Une nouvelle avancée majeure est attendue en 2026 avec l’analyse d’une dent dénisovienne vieille de 200 000 ans, découverte dans la grotte de Denisova en 2020. Stéphane Peyrégne, de l’Institut Max Planck d’anthropologie évolutive, et ses collègues ont réussi à en extraire un génome dénisovien complet, offrant une mine d’informations sur la diversité génétique et l’évolution de cette population. Ce génome, publié en octobre sur un serveur de prépublication en attendant sa validation par la communauté scientifique, révèle que les ancêtres des Dénisoviens se sont mélangés avec les premiers Néandertaliens et un groupe archaïque inconnu, dont l’identité reste à déterminer.
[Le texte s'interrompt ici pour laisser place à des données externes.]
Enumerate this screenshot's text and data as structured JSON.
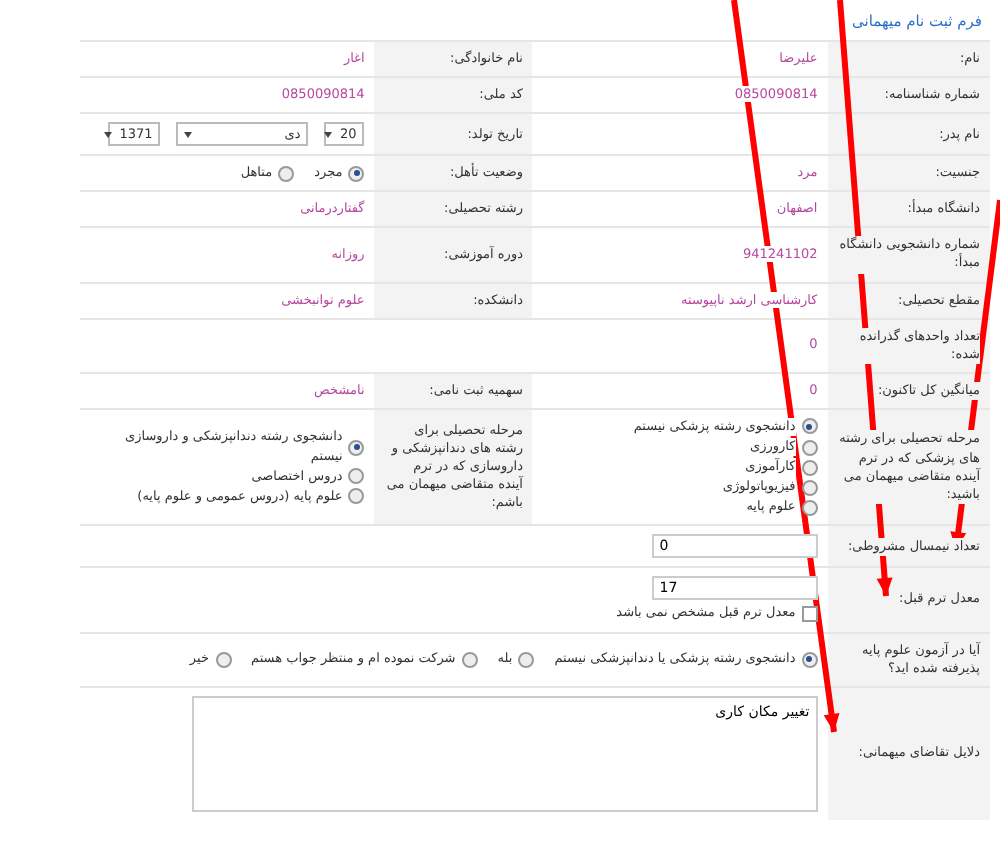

Plus d’informations sur cette recherche sont disponibles ici.

La découverte de ce génome permettra également d’étudier les traits biologiques dénisoviens qui pourraient influencer la santé humaine actuelle. Une étude publiée en août suggère qu’une variante génétique dénisovienne pourrait avoir aidé Homo sapiens à s’adapter à de nouveaux environnements. Les scientifiques espèrent que l’identification de ce groupe archaïque inconnu, dont des traces ont été retrouvées dans l’ADN des humains modernes, constituera un nouveau défi pour les experts en évolution humaine en 2026.

Les scientifiques ont utilisé des techniques numériques pour reconstruire un crâne gravement déformé.

John Gurche, paléoartiste, a recréé le visage de l’Homme Dragon pour National Geographic, en se basant sur les caractéristiques du crâne. Selon lui, les Dénisoviens auraient eu des arcades sourcilières prononcées, de grandes dents et un front moins élevé que le nôtre, mais ne seraient pas forcément immédiatement identifiables dans une foule. L’identification d’autres restes dénisoviens, notamment des crânes découverts en Chine, sera facilitée par ces nouvelles données moléculaires.